Another harder to explain example

This program was sent to me by Ilya Kriveshko and shows a somewhat more complicated performance pattern.  Here is his explanation:
I saw your page on double performance problems in HotSpot runtime, and (in disbelief) tried to run some more tests. To my amazement, I found that this may not even be an 8-byte boundary alignment problem. I decided not to use recursion the way you did in your Fibonacci calculation (to take that out of the equation), but use simple iteration instead. This would ensure that in the same test batch the same function would be called with the same stack frame alignment.

I use iteration to run several tests to ensure that separate test batches are run with sliding stack alignment. (Pardon my wording - I'm sure you'll understand what I mean when you look at the code.)

What I ran into showed me that the alignment problem may not be as simple as your conclusion tells. It appears that several (i.e. more than two) different levels of performance may be achieved depending on alignment on single, double, triple, etc... word boundary. Please, compile and run the attached program (based on yours, but uses iteration and computes non-sense number) and look at the pattern of varying execution times. It appears that every 2hd test takes 2-3 times longer. But on top of that, every 16th test takes 5-6 times longer. ... Actually, I just pulled the test data into a spreadsheet and made a barchart out of it.  You can see for yourself. There is a visible harmonic pattern to it.

Also, running my program with -server also exhibits a similar pattern, although the peaks are not nearly as pronounced. Overall my test rogram runs significantly faster with -server. I attached the chart for the -server run as well.

I just thought you might like to know this, since you were interested in the problem in the first place.

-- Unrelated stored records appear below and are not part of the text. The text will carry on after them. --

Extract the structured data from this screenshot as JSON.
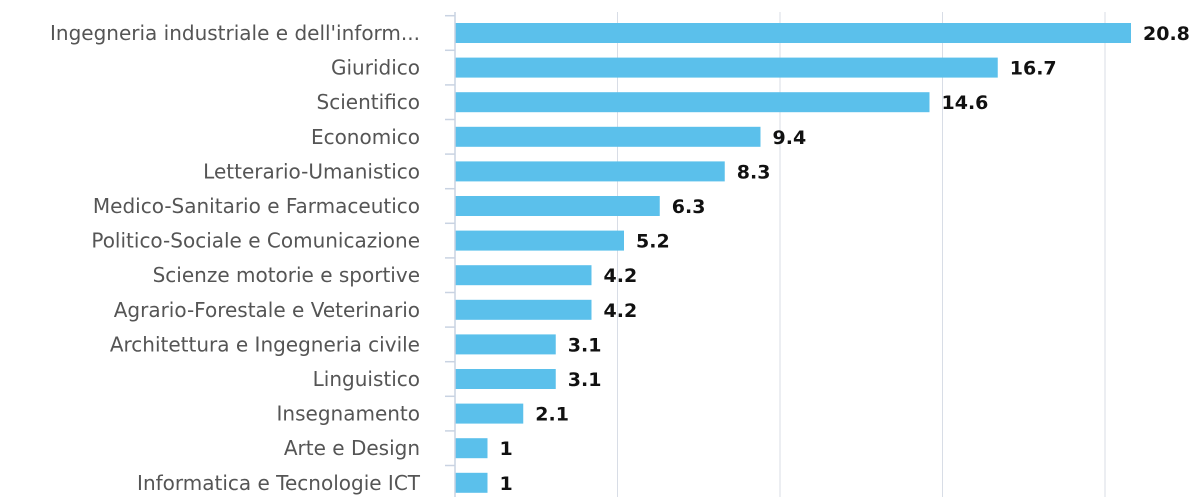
{
  "chart_data": {
    "type": "bar",
    "orientation": "horizontal",
    "title": "",
    "xlabel": "",
    "ylabel": "",
    "xlim": [
      0,
      22
    ],
    "grid": true,
    "bar_color": "#5bc0eb",
    "categories": [
      "Ingegneria industriale e dell'inform...",
      "Giuridico",
      "Scientifico",
      "Economico",
      "Letterario-Umanistico",
      "Medico-Sanitario e Farmaceutico",
      "Politico-Sociale e Comunicazione",
      "Scienze motorie e sportive",
      "Agrario-Forestale e Veterinario",
      "Architettura e Ingegneria civile",
      "Linguistico",
      "Insegnamento",
      "Arte e Design",
      "Informatica e Tecnologie ICT"
    ],
    "values": [
      20.8,
      16.7,
      14.6,
      9.4,
      8.3,
      6.3,
      5.2,
      4.2,
      4.2,
      3.1,
      3.1,
      2.1,
      1,
      1
    ],
    "value_labels": [
      "20.8",
      "16.7",
      "14.6",
      "9.4",
      "8.3",
      "6.3",
      "5.2",
      "4.2",
      "4.2",
      "3.1",
      "3.1",
      "2.1",
      "1",
      "1"
    ]
  }
}
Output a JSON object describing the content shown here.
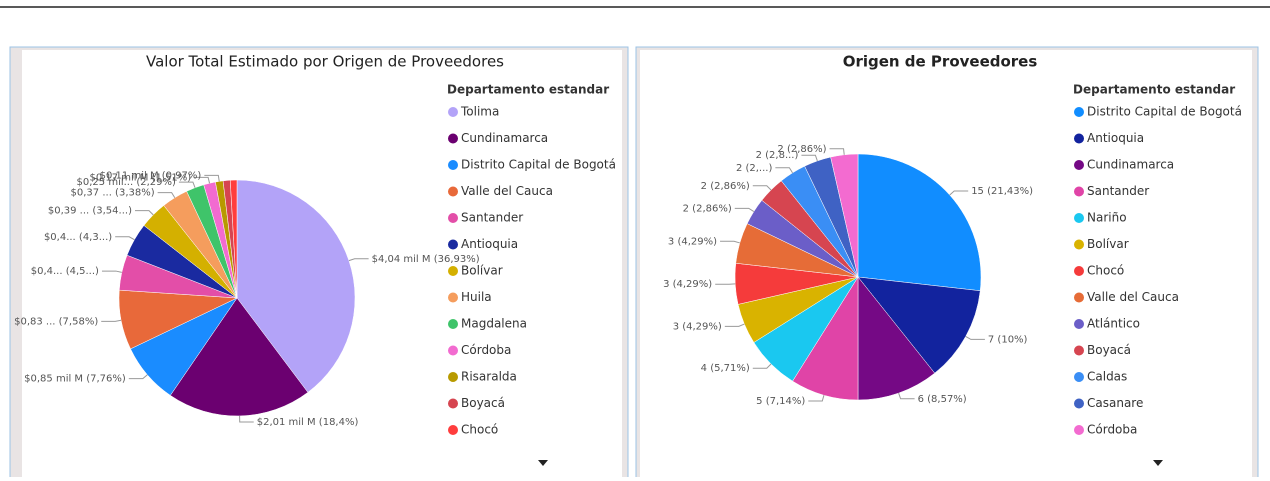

Also, I was hoping that you could put my test program on your website and add a comment on Sun's site referring to it, since I don't have web space readily available to me.

Thanks,
--
Ilya A. Kriveshko
And here is the program DoubleTest.java and charts of the results for client JVM and server JVM

A possible explanation?

My own best guess as to why there are complicated patterns in the results is that the penalty for a misaligned double varies depending on whether the double also crosses other boundaries such as a cache-line boundary or a page boundary.  This might explain the complex patterns in these results, but doesn't explain why the server JVM shows variations when other tests indicated that it didn't suffer from the double misalignment problem.  I suspect it would take a detailed understanding of hotspot and x86 behaviour to fully explain these results.  I was able to stabilize the performance variations somewhat in my experiments by inserting unused extra local int variables, but not fully.  Perhaps one of the hotspot engineers will eventually enlighten us.